In a session on the second day, experts invited by the Bertelsmann Stiftung addressed the question “Equality and Growth in Europe: From Antagonism to Symbiosis?”. Daniel Schraad-Tischler’s study “Social Justice in the EU 2015,” which is due to be published shortly, served as the basis for this discussion of the tension between growth and equality. Here, Aart De Geus debated with London School of Economics professor Sir John Hills, HSH Nordbank’s Supervisory Board chair Thomas Mirow, and Prof. Frank Vandenbroucke, former Belgian foreign and employment minister. The exchange made it clear that fighting inequality is not only of moral value, but can also be a positive economic factor.
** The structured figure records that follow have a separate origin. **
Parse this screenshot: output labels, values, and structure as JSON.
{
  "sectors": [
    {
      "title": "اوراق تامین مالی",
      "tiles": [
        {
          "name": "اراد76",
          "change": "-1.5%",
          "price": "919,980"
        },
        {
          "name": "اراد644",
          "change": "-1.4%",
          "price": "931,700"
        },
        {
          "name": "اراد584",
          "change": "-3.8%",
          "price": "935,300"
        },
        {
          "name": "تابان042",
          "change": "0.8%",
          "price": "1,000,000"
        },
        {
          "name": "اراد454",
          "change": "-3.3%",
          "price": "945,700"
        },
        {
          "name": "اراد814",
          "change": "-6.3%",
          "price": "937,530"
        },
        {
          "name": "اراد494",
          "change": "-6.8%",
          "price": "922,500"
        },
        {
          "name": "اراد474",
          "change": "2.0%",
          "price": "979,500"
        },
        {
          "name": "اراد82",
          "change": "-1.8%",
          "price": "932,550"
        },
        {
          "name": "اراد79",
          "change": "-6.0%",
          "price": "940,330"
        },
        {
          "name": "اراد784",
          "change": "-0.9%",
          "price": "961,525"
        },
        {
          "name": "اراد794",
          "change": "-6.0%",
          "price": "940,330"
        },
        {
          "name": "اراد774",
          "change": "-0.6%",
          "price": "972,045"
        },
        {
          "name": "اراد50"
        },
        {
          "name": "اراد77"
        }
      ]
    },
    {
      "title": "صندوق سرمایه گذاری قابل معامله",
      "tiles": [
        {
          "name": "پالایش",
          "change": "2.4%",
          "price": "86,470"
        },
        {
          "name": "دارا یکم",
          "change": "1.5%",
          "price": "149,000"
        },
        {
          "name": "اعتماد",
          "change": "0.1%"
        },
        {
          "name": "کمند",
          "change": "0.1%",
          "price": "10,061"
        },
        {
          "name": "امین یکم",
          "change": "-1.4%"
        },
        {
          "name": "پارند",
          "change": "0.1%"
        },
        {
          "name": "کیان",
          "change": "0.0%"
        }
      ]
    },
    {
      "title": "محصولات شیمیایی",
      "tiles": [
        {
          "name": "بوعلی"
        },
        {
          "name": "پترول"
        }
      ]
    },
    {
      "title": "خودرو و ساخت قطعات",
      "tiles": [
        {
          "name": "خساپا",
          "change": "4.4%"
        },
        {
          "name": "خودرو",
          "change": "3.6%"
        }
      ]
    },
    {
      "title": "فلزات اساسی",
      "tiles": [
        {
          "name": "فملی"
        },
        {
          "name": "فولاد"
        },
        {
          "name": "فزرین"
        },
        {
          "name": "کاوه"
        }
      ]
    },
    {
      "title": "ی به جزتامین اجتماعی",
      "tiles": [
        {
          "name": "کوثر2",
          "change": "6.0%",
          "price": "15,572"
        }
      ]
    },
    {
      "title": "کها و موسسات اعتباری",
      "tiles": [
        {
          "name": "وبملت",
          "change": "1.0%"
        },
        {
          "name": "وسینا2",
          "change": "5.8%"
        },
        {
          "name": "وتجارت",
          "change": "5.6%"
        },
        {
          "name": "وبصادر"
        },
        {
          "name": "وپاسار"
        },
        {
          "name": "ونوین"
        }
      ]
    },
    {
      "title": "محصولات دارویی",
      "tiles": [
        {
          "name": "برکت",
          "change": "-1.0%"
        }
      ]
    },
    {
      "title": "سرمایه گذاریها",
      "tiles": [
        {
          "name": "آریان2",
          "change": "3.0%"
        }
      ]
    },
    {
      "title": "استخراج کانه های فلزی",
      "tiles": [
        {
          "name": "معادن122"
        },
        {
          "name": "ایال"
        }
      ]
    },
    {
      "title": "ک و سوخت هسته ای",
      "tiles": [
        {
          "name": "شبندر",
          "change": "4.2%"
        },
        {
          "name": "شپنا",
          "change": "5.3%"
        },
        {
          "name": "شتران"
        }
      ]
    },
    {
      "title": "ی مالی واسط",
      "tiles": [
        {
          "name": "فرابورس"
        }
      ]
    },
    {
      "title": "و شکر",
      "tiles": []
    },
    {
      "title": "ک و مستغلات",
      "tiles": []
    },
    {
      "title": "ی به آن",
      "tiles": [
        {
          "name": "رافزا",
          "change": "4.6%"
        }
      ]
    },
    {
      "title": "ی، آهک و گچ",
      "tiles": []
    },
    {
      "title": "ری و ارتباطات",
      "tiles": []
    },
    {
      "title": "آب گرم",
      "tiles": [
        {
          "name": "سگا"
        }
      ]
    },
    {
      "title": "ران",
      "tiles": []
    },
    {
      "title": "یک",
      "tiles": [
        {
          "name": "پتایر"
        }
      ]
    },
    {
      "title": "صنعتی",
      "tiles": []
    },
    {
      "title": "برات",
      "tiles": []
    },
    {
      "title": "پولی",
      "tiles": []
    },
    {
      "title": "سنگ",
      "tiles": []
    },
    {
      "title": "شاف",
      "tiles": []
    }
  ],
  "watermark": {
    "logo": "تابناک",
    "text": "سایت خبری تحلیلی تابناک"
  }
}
Above all, however, it stressed that growing inequality diminishes opportunities for participation in society, thus impeding upward mobility among disadvantaged children and youth.

The third day of the symposium featured a session on the subject of mega-regional trade agreements and their economic and political effects on the international trade system. The Global Economic Dynamics project organized the discussion, in which former WTO head Pascal Lamy, Prof. Bernhard Hoekmann of the European University Institute in Florence, WTI director Prof. Joseph Francois, journalist Petra Pinzler of Die Zeit, and our colleague Andreas Esche, director of the program Shaping Sustainable Economies, all took part. The debate revolved around the question of how modern free trade and the associated agreements focusing in particular on nontariff areas should be bilaterally and multilaterally organized and communicated.